Vous en citez un (Allais), rajoutons Stiglitz et Krugman (le Krugman d’aujourd’hui) et ça en fait trois. Comme il y a un peu plus de 6 économistes qui s’intéressent aux questions de commerce international, votre « hep hep hep » n’est-il pas un peu hâtif 😉
Ce débat sur le protectionnisme est d’une hypocrisie sidérante. Il y a au moins un domaine dans lequel le protectionnisme n’a jamais été demantelé et est au contraire en cours de renforcement partout dans l’Union Européenne, c’est celui du marché du travail. Au delà des préchi-précha ridicules sur « la misère du monde qui débarque sur nos côtes », l’immigration a une réalité, celle de pays du Sud ayant démantélé leurs barrières douanières sous la pression (pour ne pas dire le chantage) des pays du Nord. Leurs marchés -notamment agricoles- ne sont pas de taille à faire face à la compétition mondiale, et leur avantage comparatif le plus évident réside dans l’exportation de main d’oeuvre bon marché, mais ceci leur est refusé. La Suisse, citée en exemple dans cet article, a d’ailleurs une politique de plus en plus restrictive à cette égard. Personnellement je peine à différencier cette donne économique du commerce au bout de la pique tel que le pratiquaient les Conquistadores avec les Amérindiens. Donc si on veut être un vrai libéral, il faut réclamer l’ouverture immédiate et inconditionnelle des frontières à la libre-circulation et au libre établissement des travailleurs de tous horizons, autrement cela revient à dire « le libre-échange, c’est bien uniquement quand ça m’arrange moi » (en vérité, à part pour quelques thoériciens utopistes, le libéralisme est compris de cette manière par la majorité des gens).

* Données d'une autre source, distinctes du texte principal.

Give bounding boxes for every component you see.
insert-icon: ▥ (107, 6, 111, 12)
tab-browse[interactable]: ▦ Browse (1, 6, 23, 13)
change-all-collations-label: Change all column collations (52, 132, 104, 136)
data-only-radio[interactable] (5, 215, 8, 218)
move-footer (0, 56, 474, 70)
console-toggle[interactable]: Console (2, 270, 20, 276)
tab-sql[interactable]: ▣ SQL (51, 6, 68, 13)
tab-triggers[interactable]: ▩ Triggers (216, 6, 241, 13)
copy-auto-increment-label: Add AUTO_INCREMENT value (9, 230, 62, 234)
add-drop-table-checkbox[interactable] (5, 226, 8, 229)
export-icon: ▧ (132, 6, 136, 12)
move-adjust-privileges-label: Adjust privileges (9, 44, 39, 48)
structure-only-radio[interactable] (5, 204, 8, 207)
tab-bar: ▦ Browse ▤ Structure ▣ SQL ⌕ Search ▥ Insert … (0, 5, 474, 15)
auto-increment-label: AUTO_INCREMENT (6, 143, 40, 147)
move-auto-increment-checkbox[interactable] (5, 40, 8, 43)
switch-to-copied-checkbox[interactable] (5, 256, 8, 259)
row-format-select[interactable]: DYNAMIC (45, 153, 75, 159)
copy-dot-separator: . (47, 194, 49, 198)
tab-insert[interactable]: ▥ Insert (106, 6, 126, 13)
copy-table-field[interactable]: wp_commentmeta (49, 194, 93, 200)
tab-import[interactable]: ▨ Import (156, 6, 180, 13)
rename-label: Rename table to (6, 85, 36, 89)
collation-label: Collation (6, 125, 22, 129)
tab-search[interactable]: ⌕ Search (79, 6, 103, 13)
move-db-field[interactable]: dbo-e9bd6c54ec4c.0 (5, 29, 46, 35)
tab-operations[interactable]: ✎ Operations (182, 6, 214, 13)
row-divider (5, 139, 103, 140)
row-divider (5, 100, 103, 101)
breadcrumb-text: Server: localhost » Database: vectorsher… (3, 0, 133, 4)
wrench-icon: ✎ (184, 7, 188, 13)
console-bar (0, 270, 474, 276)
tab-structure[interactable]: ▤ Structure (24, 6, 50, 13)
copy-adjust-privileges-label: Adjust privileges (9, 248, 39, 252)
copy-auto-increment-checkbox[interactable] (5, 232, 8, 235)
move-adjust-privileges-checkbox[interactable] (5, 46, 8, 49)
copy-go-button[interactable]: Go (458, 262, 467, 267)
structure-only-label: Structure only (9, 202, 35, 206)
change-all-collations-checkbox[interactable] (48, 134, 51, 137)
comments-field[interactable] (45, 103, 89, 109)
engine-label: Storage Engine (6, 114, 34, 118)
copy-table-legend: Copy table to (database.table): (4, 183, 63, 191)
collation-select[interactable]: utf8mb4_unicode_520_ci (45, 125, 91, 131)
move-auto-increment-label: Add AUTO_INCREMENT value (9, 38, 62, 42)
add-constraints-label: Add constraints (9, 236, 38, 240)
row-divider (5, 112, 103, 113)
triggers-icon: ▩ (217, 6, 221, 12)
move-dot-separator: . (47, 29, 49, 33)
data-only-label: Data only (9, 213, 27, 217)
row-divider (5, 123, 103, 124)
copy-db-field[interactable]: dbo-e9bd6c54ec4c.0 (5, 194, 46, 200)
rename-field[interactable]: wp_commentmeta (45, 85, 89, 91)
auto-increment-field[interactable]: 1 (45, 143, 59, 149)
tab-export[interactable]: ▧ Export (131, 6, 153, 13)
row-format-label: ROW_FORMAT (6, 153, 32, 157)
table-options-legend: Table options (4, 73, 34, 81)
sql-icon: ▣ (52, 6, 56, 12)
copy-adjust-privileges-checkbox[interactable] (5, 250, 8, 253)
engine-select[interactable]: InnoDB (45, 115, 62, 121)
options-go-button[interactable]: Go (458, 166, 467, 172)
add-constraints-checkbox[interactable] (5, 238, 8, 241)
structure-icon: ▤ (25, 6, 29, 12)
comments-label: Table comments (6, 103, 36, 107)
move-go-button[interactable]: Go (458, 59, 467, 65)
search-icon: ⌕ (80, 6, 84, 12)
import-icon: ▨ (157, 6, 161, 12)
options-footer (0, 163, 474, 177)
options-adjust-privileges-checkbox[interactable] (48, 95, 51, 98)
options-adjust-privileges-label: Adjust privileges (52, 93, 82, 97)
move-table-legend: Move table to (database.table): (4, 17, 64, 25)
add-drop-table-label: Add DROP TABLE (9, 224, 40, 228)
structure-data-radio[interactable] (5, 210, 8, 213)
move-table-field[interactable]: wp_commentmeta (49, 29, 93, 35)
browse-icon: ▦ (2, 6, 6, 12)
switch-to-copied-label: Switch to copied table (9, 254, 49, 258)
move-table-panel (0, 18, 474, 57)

Si on est plus raisonnable, on peut aussi dire que la justice et un bon compromis résident dans un protectionnisme érigé à l’échelle européenne, en encourageant les africains à faire de même à leur niveau, ce qui leur permettrait notamment de maintenir davantage leurs populations sur place.
Voir les Etats-Unis mieux placés que nous dans le palmarès de la liberté des échanges laisse rêveur. Quand on liste les mesures protectionnistes américaines on voit qu’on est loin du libéralisme prôné pour les autres. Du « Buy American Act » à « l’advocacy policy », de l’interdiction pour les entreprises étrangères de postuler aux marchés publics aux droits de douanes exorbitants pour certains produits alimentaires français, la liberté des échanges est tout de même très relative. Savez-vous par exemple qu’il n’entre pas un gramme de volaille étrangères aux Etats-Unis?
La Corée du Sud est un excellent modèle de « protectionnisme éducateur » (F. List). Un pays à besoin de protéger ses industries naissantes pour leur permettre de se lancer dans la compétition mondiale. C’est ce que font le Japon, Taiwan et nombre d’économies émergentes.
il faut arrêter d’être caricatural. Un pays n’a pas seulement le choix entre un libre échangisme intégral et un protectionnisme total conduisant à l’autarcie. Dans nos pays économiquement avancés, une certaine dose de protectionnisme peut permettre à nos industries de s’adapter et de protéger l’emploi des moins qualifiés. Et puis il faut savoir se protéger lorsque vos partenaires commerciaux ne jouent pas le jeu de la concurrence libre et non faussée (la Chine en particulier et sa monnaie sous évaluée).
@ HUEB
Au contraire, les libéraux sont pour l’absolue liberté de circulation.
En revanche ce n’est possible qu’avec un état qui ne vous oblige pas à cotiser dans des systèmes sociaux qui ensuite déverse votre argent sur des gens qui n’ont jamais cotisé.
Deux possibilités:
– soit système étatique de protection sociale (Sécurité sociale, retraite par répartition etc ..) et donc restriction à l’immigation pour éviter tout pillage.
– soit état libéral et immigration libre, car sans impact sur les autochtones.
Lorque les habitants des pays pauvres observent le sort des Français pauvres, il est naturel qu’ils veuillent utiliser eux aussi les fruits du vol étatique.